Professor David Tanovich, in his paper, “Applying the Racial Profiling Correspondence Test”, (LSUC: The Six Minute Criminal Lawyer 2017 (8 April) (Toronto)), discusses how racial profiling manifests itself. One of the ways racial profiling manifests itself is in interpreting ambiguous behavior as incriminatory. Recall the Appellant’s actions above. When it comes to litigating cases involving racial profiling, one of the central issues is establishing a record that allows a judge to find that the stop was based on racial profiling. Since it will rarely ever be the case where an officer admits to have acted under the influence of racial biases, the evidence that will be relied on will in large part be circumstantial.

This case is but one example of the many incidents of racial profiling and racial discrimination perpetrated against individuals who are supposed to have the same rights and protections that our Charter guarantees. Fortunately, in this case the appeal to the Ontario Superior Court resulted in a finding that there was in fact circumstantial evidence from which it could be inferred that it was more probable than not that the officers’ actions towards the Appellant was influenced by the fact that he was black. The court found that (para 20):

In this case, the officers’ unreasonable beliefs about the Appellant caused them to assault the Appellant, unreasonably search him and forcibly restrain him. In other words, instead of presuming his innocence, they assumed and acted as if he were guilty and dangerous. He must be violating his bail and he must be carrying a gun. These assumptions, for which there is no explanation other than the colour of the Appellant’s skin, caused them to blatantly and aggressively violate the Appellant’s constitutional rights.

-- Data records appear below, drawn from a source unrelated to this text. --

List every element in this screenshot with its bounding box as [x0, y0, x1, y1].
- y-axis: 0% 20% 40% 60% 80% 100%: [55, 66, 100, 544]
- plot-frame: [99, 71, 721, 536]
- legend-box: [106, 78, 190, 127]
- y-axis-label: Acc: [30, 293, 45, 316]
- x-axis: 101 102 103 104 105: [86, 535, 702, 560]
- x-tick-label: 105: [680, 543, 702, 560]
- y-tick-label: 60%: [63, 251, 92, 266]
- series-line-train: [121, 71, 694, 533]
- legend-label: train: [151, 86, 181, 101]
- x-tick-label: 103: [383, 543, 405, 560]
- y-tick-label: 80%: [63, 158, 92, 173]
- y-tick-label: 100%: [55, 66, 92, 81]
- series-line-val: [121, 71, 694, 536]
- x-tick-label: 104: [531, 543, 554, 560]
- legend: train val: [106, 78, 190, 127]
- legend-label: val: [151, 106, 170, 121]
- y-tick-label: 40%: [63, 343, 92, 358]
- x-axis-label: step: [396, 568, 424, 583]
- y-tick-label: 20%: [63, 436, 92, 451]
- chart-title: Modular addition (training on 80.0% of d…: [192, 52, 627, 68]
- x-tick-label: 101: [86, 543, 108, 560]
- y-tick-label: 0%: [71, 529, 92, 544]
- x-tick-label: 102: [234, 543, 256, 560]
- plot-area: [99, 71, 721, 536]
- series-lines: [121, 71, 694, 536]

The court awarded punitive damages in the amount of $25,000 as a form of punishment for the officer’s misconduct and as a form of deterrence. The court also awarded $50,000 in damages for the Charter breach. These amounts were in addition to the $5000 previously awarded by the trial judge for the battery claim.

Accused individuals who face criminal charges as a result of circumstances where they are racially profiled are able to bring Charter challenges at trial and request remedies that include staying the proceedings or the exclusion of evidence. In order to be effectively represented in the complex area of criminal proceedings, a criminal defendant needs counsel who will examine and expose the actions of the police in detaining and arresting the defendant. As the case above demonstrates, there are also civil remedies that can be pursued for individuals who have been racially profiled and criminally charged as well as for those whose interaction with the police does not lead to criminal charges. These civil remedies are just as important in ensuring that individuals who suffer as the result of police misconduct have avenues open to them where they can seek redress for any harm caused and to ensure that police act in conformity with the Charter.